O ato foi acompanhado por Bolsonaro e ocorreu na Academia de Polícia Militar de Brasília nesta quarta-feira (2). Durante o evento, o coronel William Delano Marques de Araújo, comandante da academia, encerrou seu discurso com a frase "Brasil acima de tudo, Deus acima de todos".

O mesmo foi feito pelo coronel Márcio Cavalcante de Vasconcelos, comandante-geral da PM do Distrito Federal. Ao concluir sua fala, ele disse: "Deus os abençoe, muita sorte, sucesso. Brasil acima de tudo, Deus acima de todos".

Presente no local, Bolsonaro não discursou.

Além de ter sido amplamente usado por Bolsonaro na eleição de 2018 e ainda ser mencionado pelo presidente, o bordão deu nome à coligação eleitoral do mandatário.

Trata-se de uma apropriação de brado da Brigada de Infantaria Paraquedista do Exército.

O lema surgiu, segundo artigo do coronel Cláudio Tavares Casali, ainda na década de 1960, durante a ditadura militar (1964-1985). Nesse contexto, um grupo de paraquedistas nacionalistas teria criado o grito "Brasil acima de tudo".

Na formatura dos PMs nesta quarta, o capelão da corporação, segundo-tenente Gerson dos Santos e Santos, disse que a polícia "ora sempre pelo governo" de Bolsonaro.

"Dizer que através das nossas capelanias a PM ora sempre pelo senhor, pelo seu governo. Sempre, em todas as nossas celebrações o seu nome lá está, também o seu governo", afirmou Santos.
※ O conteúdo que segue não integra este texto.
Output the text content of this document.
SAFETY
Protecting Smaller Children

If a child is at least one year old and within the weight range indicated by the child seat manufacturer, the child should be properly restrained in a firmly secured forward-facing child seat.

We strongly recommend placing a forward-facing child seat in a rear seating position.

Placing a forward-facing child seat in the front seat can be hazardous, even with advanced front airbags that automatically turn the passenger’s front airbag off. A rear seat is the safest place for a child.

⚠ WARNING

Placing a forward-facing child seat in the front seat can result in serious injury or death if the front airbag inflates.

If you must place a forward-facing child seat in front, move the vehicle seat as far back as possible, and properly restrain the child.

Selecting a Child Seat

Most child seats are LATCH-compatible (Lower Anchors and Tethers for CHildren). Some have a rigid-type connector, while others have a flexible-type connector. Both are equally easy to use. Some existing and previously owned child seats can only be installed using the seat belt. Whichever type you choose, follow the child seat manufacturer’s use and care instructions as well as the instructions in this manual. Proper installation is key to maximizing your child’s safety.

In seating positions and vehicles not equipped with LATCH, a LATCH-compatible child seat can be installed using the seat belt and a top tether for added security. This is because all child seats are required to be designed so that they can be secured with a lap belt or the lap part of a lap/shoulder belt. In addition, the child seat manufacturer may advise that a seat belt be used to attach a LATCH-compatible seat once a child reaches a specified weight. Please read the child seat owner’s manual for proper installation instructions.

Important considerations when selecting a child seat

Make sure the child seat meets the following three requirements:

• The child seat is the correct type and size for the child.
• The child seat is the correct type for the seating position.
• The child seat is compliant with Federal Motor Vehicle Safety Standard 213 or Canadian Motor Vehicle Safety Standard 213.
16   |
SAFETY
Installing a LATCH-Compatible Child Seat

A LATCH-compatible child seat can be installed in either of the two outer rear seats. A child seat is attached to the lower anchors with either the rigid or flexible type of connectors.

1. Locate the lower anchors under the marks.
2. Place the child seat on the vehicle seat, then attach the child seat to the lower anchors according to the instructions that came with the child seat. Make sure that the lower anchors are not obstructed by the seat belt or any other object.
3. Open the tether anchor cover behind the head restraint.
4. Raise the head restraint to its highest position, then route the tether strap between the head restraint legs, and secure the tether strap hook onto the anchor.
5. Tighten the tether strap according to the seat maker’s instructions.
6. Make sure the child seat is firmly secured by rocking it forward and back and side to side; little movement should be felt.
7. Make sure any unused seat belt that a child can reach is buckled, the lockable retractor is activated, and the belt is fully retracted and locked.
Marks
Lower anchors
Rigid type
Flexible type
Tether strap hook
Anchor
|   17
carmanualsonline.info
As falas dos policiais ocorrem em meio a um debate sobre o risco da politização das forças de segurança e do próprio Exército.
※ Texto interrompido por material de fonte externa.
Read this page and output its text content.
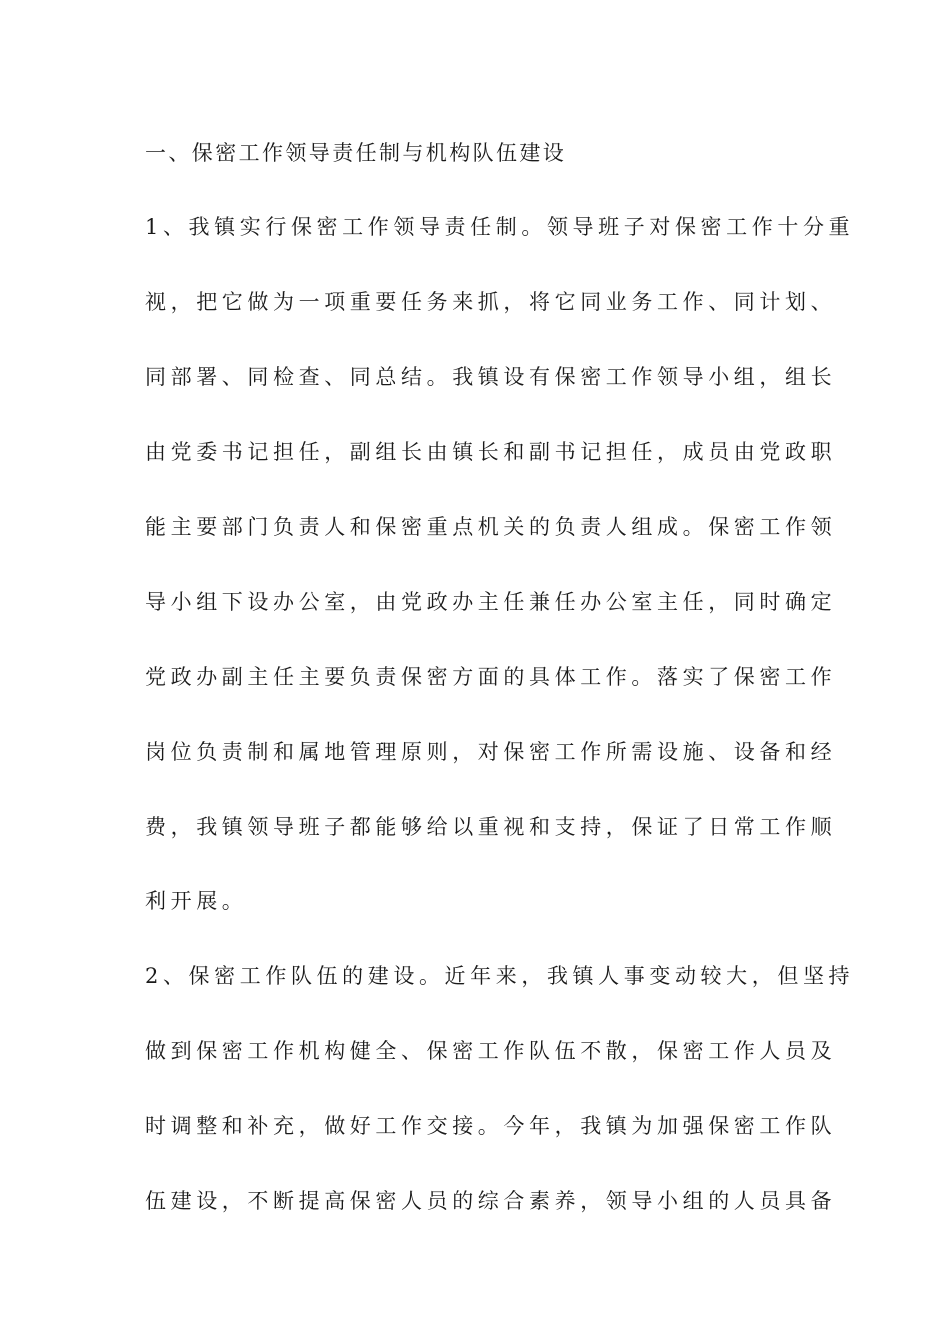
一、保密工作领导责任制与机构队伍建设
1、我镇实行保密工作领导责任制。领导班子对保密工作十分重
视，把它做为一项重要任务来抓，将它同业务工作、同计划、
同部署、同检查、同总结。我镇设有保密工作领导小组，组长
由党委书记担任，副组长由镇长和副书记担任，成员由党政职
能主要部门负责人和保密重点机关的负责人组成。保密工作领
导小组下设办公室，由党政办主任兼任办公室主任，同时确定
党政办副主任主要负责保密方面的具体工作。落实了保密工作
岗位负责制和属地管理原则，对保密工作所需设施、设备和经
费，我镇领导班子都能够给以重视和支持，保证了日常工作顺
利开展。
2、保密工作队伍的建设。近年来，我镇人事变动较大，但坚持
做到保密工作机构健全、保密工作队伍不散，保密工作人员及
时调整和补充，做好工作交接。今年，我镇为加强保密工作队
伍建设，不断提高保密人员的综合素养，领导小组的人员具备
Neste fim de semana, durante manifestações contra o governo, episódios em que policiais militares em Pernambuco e em Goiás abusaram de suas funções reforçaram as preocupações de políticos e especialistas.
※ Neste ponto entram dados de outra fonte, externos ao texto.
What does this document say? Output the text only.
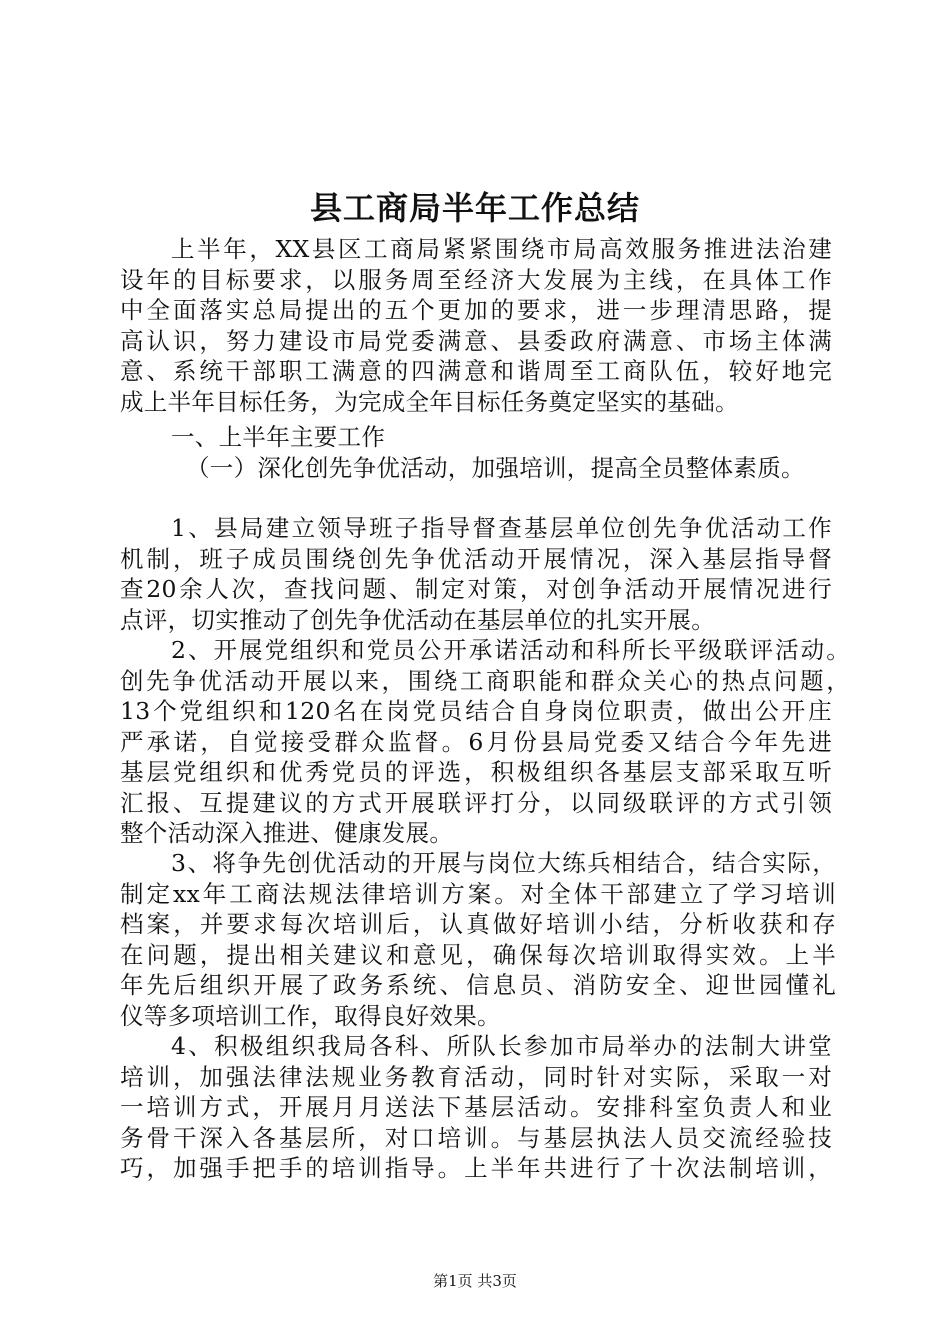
县工商局半年工作总结
上半年，XX县区工商局紧紧围绕市局高效服务推进法治建
设年的目标要求，以服务周至经济大发展为主线，在具体工作
中全面落实总局提出的五个更加的要求，进一步理清思路，提
高认识，努力建设市局党委满意、县委政府满意、市场主体满
意、系统干部职工满意的四满意和谐周至工商队伍，较好地完
成上半年目标任务，为完成全年目标任务奠定坚实的基础。
一、上半年主要工作
（一）深化创先争优活动，加强培训，提高全员整体素质。
1、县局建立领导班子指导督查基层单位创先争优活动工作
机制，班子成员围绕创先争优活动开展情况，深入基层指导督
查20余人次，查找问题、制定对策，对创争活动开展情况进行
点评，切实推动了创先争优活动在基层单位的扎实开展。
2、开展党组织和党员公开承诺活动和科所长平级联评活动。
创先争优活动开展以来，围绕工商职能和群众关心的热点问题，
13个党组织和120名在岗党员结合自身岗位职责，做出公开庄
严承诺，自觉接受群众监督。6月份县局党委又结合今年先进
基层党组织和优秀党员的评选，积极组织各基层支部采取互听
汇报、互提建议的方式开展联评打分，以同级联评的方式引领
整个活动深入推进、健康发展。
3、将争先创优活动的开展与岗位大练兵相结合，结合实际，
制定xx年工商法规法律培训方案。对全体干部建立了学习培训
档案，并要求每次培训后，认真做好培训小结，分析收获和存
在问题，提出相关建议和意见，确保每次培训取得实效。上半
年先后组织开展了政务系统、信息员、消防安全、迎世园懂礼
仪等多项培训工作，取得良好效果。
4、积极组织我局各科、所队长参加市局举办的法制大讲堂
培训，加强法律法规业务教育活动，同时针对实际，采取一对
一培训方式，开展月月送法下基层活动。安排科室负责人和业
务骨干深入各基层所，对口培训。与基层执法人员交流经验技
巧，加强手把手的培训指导。上半年共进行了十次法制培训，
第1页 共3页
Além do mais, o ex-ministro da Saúde Eduardo Pazuello, que é general da ativa, participou recentemente de ato político ao lado do presidente Bolsonaro no Rio de Janeiro.

O ex-ministro está respondendo a um processo disciplinar no Exército, uma vez que o regulamento militar não permite manifestações políticas de integrantes da ativa. Mas Bolsonaro já deixou claro que não quer ver punido seu auxiliar --recém-nomeado para um cargo vinculado à Presidência da República.

Procurada, a Polícia Militar do Distrito Federal não respondeu a questionamentos enviados pela reportagem até a publicação deste texto.